I would happily join you for a marathon watch party of episodes from the debut to the end of 1975, however!

(To be fair, while I was disappointed in what I considered a drop in AW's quality in 1975, I guarantee that the show was still miles better than anything soaps have to offer today!)

Thank you!  Your comments are consistent with what I have heard from others who watched from the beginning.  Now we just need to find those episodes for the marathon!

  • Member
1 hour ago, Reverend Ruthledge said:

And did Glory really say there are so many people who want to be raped? I know she was joking but...wow. 

The amount of times soap producers justified raping characters is just insane.
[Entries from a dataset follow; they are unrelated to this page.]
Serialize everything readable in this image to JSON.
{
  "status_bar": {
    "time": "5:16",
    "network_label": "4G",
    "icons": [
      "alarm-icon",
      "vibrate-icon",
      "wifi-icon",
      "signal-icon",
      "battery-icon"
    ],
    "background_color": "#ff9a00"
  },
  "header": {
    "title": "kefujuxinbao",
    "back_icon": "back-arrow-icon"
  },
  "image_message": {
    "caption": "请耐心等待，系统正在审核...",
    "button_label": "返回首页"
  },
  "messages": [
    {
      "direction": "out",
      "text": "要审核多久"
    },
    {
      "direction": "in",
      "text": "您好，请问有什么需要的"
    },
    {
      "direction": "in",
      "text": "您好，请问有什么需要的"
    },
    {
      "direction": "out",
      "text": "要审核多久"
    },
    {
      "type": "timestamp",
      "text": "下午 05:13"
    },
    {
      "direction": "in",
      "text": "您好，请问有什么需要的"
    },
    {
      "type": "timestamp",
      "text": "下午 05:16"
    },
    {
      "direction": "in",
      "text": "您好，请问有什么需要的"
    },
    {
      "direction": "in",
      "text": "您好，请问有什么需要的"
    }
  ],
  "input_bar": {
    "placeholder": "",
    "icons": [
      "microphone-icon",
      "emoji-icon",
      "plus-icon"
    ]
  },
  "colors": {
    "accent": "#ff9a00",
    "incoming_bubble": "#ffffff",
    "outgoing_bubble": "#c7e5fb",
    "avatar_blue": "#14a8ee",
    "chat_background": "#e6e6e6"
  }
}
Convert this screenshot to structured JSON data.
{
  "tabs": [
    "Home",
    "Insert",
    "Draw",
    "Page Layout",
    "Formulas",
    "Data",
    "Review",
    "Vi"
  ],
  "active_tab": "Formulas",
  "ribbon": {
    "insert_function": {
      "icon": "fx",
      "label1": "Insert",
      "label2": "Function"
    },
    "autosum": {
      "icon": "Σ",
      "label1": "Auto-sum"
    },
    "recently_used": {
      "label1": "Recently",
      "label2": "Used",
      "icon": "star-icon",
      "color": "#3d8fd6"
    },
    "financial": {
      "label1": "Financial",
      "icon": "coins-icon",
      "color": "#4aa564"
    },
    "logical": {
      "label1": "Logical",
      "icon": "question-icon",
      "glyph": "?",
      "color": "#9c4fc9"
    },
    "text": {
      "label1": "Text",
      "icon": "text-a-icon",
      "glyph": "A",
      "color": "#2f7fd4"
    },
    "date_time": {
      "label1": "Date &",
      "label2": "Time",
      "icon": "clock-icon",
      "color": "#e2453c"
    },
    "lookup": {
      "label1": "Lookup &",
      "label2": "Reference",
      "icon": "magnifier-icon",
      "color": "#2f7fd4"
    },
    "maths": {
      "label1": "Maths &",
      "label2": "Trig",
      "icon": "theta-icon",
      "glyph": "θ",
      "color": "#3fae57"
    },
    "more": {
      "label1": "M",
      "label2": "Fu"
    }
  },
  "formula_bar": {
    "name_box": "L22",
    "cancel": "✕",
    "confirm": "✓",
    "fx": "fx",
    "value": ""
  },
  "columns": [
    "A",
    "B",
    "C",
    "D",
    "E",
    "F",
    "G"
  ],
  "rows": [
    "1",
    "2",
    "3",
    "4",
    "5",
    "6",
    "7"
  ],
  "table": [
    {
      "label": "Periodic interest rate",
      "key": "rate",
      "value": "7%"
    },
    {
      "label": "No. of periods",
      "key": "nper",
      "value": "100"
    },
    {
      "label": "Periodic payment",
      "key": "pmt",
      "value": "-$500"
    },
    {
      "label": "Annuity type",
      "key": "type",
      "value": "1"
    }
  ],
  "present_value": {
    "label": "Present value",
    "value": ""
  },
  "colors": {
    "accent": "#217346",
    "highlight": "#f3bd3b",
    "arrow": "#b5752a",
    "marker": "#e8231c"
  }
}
You would think it would be a man, but nope, the women are just as sexist and offensive. To keep this AW related, it's one reason I decided to stop with my AW rewatch. I'd gotten up to where Marley was going to be raped and I was not going to watch the storyline again. The whole thing felt cruel and unnecessary at the time, and I'm less patient with stuff like that now.

 

2 hours ago, Reverend Ruthledge said:

The irony of her lamenting that daytime is becoming larger-than-life in front of Glory Monty. 

When I think about it, Monty is really responsible for destroying a lot of daytime because soaps spent decades trying to replicate the formula of GH's success even when it didn't fi their show and alienated their viewers. They saw GH's model as the only way to attract viewers.